Historically, concerns about contamination and nutrient imbalance have raised barriers to incorporation of reclamation in cannabis cultivation. However, as water capture and treatment solutions have become more widely available and efficient, growers enjoy an expanding range of options for safely reusing their runoff.

Condensate capture is another approach that can yield high returns for indoor and enclosed greenhouse facilities. Since more than 90% of the water typically absorbed by cannabis plants is used to cool their leaves through evapotranspiration, much of that water can be reclaimed through HVAC condensate. Yet because condensate may become tainted by heavy metals due to leaching within the HVAC system, that captured water must be regularly tested to ensure proper filtration before the water is reapplied to any plants. Due to the significant volumes of water that can be collected as condensate, water storage capacity may also present a challenge for space-constrained facilities. However, with sufficient pre-planning in facility design, sustainable reuse of condensate may be a highly impactful means to lower a facility’s water footprint.

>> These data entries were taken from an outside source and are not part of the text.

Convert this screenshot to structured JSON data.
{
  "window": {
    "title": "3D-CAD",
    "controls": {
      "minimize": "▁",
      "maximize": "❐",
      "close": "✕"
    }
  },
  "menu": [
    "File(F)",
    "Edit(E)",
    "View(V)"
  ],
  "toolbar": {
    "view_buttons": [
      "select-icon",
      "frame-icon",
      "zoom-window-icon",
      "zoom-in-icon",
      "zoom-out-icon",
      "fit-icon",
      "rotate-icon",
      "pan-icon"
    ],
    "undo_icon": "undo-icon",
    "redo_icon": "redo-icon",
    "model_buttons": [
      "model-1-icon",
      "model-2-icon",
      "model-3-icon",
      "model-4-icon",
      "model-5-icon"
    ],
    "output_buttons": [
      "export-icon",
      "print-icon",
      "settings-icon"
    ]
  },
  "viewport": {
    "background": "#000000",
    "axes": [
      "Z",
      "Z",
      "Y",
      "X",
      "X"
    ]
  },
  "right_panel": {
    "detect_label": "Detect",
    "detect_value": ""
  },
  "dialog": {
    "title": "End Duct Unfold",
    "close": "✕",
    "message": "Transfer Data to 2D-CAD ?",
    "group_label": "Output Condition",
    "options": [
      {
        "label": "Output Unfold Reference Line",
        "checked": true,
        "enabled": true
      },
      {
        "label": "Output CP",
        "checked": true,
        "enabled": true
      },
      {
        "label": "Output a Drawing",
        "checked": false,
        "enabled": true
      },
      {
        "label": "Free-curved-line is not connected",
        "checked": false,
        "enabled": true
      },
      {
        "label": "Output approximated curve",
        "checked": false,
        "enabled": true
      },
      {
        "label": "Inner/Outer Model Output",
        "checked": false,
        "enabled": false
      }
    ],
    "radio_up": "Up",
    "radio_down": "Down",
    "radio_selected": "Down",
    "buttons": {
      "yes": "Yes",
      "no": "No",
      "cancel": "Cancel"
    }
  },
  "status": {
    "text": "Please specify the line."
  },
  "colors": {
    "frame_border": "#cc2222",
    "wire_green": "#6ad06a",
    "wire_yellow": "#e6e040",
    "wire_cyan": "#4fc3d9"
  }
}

Taken together, responsible and efficient approaches can dramatically lower an operation’s overall water use. Furthermore, with many of the world’s leading cannabis-producing regions facing increasing risks of acute drought conditions due to climate change, not only will efficient water use improve cultivators’ bottom lines, but strengthen their respective competitive positions, and improve the overall environmental sustainability of the industry for growers everywhere.